Art. 3 Typologie d’établissement
Le régime juridique de la concession de service public est appliqué par la Ville de Genève à tout établissement de son patrimoine qui répond aux critères posés par le présent règlement.
Un établissement est soumis au régime de la concession de service public dans la mesure où il présente les caractéristiques cumulatives suivantes :
Il est intégré au sein d’une infrastructure ou d’une institution sociale, culturelle ou sportive de la Ville de Genève qui est exploitée en régie propre ;
Son activité commerciale dépend des contraintes de fonctionnement (horaires, accès) de l’infrastructure ou de l’institution qui l’abrite ;
Sa clientèle est composée d’usagers-ères ou de visiteurs-euses de l’infrastructure ou de l’institution en question ;
Sa rentabilité commerciale est limitée voire déficitaire ;
Le maintien de ses prestations au sein d’une infrastructure ou d’une institution sociale, culturelle ou sportive répond à un besoin manifeste de la population ou à un intérêt public.
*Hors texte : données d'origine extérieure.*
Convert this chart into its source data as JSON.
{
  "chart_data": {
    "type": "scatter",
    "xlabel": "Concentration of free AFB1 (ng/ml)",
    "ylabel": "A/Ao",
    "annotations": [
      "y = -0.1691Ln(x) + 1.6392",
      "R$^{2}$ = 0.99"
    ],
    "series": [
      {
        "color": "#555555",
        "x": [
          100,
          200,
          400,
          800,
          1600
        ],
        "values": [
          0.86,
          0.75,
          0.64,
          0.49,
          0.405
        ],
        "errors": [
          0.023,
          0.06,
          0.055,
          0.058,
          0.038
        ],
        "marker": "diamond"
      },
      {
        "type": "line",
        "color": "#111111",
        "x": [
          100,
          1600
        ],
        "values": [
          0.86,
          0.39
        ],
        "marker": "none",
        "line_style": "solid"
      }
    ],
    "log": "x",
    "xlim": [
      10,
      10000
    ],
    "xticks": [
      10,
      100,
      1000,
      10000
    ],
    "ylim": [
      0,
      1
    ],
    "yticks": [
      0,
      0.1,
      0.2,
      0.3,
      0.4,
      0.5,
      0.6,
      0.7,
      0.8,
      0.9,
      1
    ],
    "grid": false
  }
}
Le présent règlement s’étend en particulier aux catégories d’établissements suivants :
des cafés-restaurants, buvettes, bars, salons de thé ou tout autre local exploité en tant que débit de boissons ;
des boutiques librairies ;
des infrastructures sportives y compris les mises à dispositions partielles.
Art. 4 Principes généraux
Une concession de service public ne peut être adjugée ou maintenue que dans la mesure où l’activité exercée par son bénéficiaire est conforme à l’organisation, au fonctionnement et à l’image de l’infrastructure ou de l’institution sociale, culturelle ou sportive dans laquelle se trouve l’établissement concerné. (1)
La procédure d’adjudication d’une concession de service public respecte les principes applicables en droit des marchés publics, en particulier la transparence et l’égalité de traitement. (1)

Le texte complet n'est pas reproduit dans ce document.